Finished chapter one. I like that this text has so many linked resources, but some of the links to the sister texts make me think I’d be getting a deeper and more technical understanding by reading them instead of this more introductory text. Still, this has some tremendous value even as a refresher.


Annotations from Unit 1 Capitalism and democracy: Affluence, inequality, and the environment

Government bodies also tend to be more limited in their capacity to expand if successful, and are usually protected from failure if they perform poorly.

They can expand in different ways however. Think about the expansion of empires of Egypt, Rome, and the Mongols in the 12th Century. What caused them to cease growing and decrease? What allowed them to keep increasing?
Annotated on February 10, 2020 at 04:50PM


Capitalism is an economic system that can combine centralization with decentralization.

How can we analogize this with the decentralization of the web and its economy?
Annotated on February 10, 2020 at 04:50PM


Market competition provides a mechanism for weeding out those who underperform.

Note how this has failed in the current guilded age of the United States where it is possible for things to be “too big to fail”.
Annotated on February 10, 2020 at 04:50PM


First, because capital goods do not fall from the sky: all countries that have successfully moved from poverty to affluence have done so, of necessity, by accumulating large amounts of capital. We will also see that a crucial feature of capitalism is who owns and controls the capital goods in an economy.

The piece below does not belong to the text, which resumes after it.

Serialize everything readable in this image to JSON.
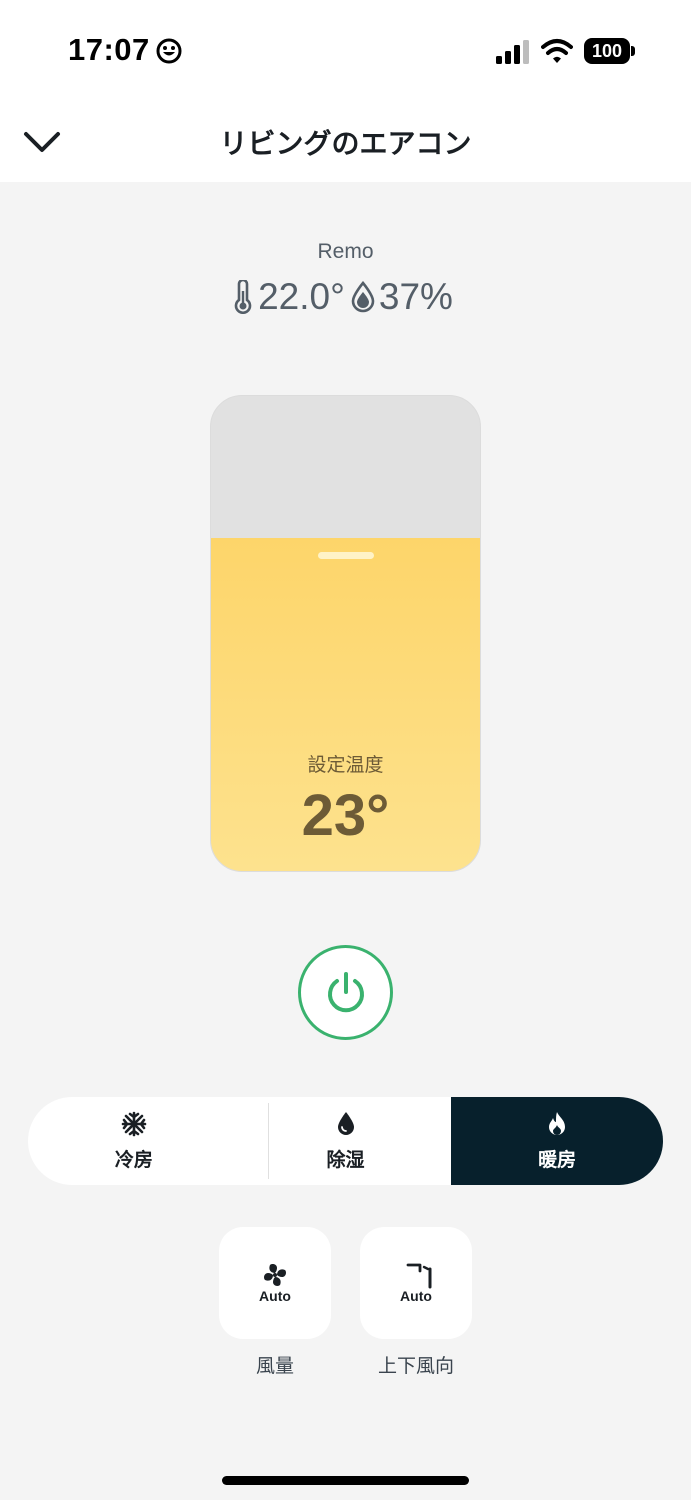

Annotated on February 10, 2020 at 03:11PM


Yet some things that we value are not private property—for example, the air we breathe and most of the knowledge we use cannot be owned, bought, or sold.

Annotated on February 10, 2020 at 04:49PM


We should be sceptical when anyone claims that something complex (capitalism) ‘causes’ something else (increased living standards, technological improvement, a networked world, or environmental challenges), just because we can see there is a correlation.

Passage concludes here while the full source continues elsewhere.